For large key-value sizes of etcd and watch on etcd yielding responses at a high rates, we see that the backup sidecar memory shoots up drastically but linearly.
The memory consumption surge is associated with the watch implementation in the client library. As can be seen here, when the ingress rate of the events are more than the egress rate from the watch response channel the buffers holding the events tend to bloat. There is no throttling done between etcd and the client. Even if throttling was done, we would not be able to depend on it. As the revision of etcd would have moved ahead and due to throttling the watch events would be far behind. This lag could get progressively worse if the load on etcd persists. We would have to implement a different approach to watches if we stumble upon this issue in realtime.
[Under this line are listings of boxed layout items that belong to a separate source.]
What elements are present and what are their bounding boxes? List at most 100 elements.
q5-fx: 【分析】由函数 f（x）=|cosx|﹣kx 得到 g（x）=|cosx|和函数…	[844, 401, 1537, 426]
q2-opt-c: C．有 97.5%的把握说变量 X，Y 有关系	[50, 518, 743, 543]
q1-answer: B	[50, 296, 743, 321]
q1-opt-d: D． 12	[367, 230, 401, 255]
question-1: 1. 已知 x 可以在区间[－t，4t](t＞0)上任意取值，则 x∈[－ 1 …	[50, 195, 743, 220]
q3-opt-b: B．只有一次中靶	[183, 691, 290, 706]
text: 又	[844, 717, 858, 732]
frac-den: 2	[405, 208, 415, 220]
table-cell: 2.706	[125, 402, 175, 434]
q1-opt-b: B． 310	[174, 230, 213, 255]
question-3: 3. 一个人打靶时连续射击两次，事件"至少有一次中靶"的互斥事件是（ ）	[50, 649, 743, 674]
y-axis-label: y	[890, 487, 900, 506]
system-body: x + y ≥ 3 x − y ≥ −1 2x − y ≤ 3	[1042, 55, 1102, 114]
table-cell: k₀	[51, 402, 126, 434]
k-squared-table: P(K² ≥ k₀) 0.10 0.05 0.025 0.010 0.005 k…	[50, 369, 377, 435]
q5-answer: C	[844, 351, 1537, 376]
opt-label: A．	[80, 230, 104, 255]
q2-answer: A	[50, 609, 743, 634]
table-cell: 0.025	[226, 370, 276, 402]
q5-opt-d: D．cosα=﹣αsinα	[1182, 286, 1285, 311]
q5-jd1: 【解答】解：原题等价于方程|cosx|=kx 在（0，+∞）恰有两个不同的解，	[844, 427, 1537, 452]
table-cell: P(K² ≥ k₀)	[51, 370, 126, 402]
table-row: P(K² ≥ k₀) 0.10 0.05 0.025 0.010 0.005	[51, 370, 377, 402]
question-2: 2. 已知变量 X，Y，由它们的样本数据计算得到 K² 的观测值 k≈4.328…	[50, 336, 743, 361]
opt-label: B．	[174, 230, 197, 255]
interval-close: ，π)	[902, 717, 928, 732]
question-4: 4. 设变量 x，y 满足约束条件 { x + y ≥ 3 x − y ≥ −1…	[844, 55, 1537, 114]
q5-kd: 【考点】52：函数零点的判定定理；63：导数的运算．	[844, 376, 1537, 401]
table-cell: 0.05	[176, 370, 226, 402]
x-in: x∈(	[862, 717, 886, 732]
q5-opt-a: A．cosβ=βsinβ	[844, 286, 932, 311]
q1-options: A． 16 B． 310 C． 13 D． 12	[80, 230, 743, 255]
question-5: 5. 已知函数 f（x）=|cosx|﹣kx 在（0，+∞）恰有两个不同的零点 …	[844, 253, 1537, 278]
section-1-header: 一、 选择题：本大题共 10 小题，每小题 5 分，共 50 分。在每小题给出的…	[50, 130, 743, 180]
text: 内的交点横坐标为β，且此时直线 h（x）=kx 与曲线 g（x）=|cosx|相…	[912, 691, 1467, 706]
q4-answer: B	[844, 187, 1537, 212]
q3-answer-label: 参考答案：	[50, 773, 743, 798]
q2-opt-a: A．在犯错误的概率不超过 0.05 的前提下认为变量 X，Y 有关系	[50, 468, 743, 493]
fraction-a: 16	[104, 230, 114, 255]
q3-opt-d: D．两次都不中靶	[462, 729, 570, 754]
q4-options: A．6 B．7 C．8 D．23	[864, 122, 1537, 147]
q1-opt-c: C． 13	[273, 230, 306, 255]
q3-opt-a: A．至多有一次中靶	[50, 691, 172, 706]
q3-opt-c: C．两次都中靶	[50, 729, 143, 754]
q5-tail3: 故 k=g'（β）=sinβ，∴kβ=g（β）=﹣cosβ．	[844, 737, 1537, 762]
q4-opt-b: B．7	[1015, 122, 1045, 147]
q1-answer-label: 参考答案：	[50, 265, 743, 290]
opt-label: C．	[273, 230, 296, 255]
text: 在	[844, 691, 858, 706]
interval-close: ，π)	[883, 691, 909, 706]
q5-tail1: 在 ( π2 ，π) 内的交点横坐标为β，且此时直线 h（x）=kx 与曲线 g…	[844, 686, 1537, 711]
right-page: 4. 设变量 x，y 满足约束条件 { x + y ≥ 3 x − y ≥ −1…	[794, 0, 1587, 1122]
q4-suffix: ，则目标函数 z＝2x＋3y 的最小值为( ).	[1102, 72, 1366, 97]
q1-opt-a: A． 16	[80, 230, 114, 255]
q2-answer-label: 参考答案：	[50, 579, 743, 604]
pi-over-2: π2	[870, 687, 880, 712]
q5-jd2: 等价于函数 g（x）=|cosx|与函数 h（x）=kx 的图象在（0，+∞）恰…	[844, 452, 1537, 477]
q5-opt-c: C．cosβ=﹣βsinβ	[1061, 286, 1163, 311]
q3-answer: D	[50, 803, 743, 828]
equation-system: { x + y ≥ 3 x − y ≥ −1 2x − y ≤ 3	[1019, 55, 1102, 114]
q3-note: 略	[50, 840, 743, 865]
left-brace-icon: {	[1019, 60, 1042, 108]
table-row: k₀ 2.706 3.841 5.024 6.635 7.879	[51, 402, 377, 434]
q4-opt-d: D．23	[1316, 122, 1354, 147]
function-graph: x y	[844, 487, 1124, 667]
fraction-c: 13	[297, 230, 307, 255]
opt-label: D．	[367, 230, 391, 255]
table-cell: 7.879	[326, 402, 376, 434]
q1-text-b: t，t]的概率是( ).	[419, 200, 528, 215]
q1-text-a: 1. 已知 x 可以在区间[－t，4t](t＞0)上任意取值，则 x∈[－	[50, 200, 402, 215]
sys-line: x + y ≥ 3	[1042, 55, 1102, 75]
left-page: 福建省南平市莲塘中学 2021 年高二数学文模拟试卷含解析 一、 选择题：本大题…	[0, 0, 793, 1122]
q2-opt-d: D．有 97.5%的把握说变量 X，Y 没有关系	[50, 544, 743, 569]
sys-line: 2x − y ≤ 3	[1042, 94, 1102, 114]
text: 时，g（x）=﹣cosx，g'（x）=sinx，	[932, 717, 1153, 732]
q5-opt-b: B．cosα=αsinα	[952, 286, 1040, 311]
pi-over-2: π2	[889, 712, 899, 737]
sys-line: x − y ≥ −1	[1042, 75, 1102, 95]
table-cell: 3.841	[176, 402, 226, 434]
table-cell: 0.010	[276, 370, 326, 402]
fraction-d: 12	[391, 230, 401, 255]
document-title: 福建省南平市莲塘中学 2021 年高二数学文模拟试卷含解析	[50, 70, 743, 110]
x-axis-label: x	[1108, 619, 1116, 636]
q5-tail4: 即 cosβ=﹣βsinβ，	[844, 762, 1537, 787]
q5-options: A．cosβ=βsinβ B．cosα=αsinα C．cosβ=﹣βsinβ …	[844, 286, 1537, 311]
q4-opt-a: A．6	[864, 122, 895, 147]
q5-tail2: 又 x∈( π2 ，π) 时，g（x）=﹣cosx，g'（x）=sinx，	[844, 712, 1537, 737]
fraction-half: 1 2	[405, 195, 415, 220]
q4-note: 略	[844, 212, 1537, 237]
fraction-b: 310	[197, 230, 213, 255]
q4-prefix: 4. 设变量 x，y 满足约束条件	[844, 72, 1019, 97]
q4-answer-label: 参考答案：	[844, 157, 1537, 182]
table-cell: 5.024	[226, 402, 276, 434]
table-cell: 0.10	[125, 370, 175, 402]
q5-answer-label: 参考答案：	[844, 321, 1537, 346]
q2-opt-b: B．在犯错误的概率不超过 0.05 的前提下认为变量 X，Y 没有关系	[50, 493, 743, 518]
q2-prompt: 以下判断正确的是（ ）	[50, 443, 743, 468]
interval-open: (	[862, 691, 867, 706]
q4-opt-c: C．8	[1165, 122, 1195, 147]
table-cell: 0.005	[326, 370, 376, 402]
When the delta snapshot logic was changed to run multiple goroutines to drain the watch channel and to short circuit writing the delta to cloud but instead just drop it, we see that the memory pressure on the watch client is drastically reduced. The finding is shown in the image below.
There are two areas to address in order to arrive at a solution:
- Fix the watch implementation of etcd client to throttle the ingress of watch response events from etcd. Implement a fix avoid the unchecked growth of buffer so as to prevent the OOM Kill.
- Try a polling-based approach (with parallel download of chunks of revisions) as against the watch-based approach now. The delta revisions yet to be archived in the cloud store can be polled in chunks. The amount of memory consumed from as part of the poll based events fetch can be done in a controlled manner.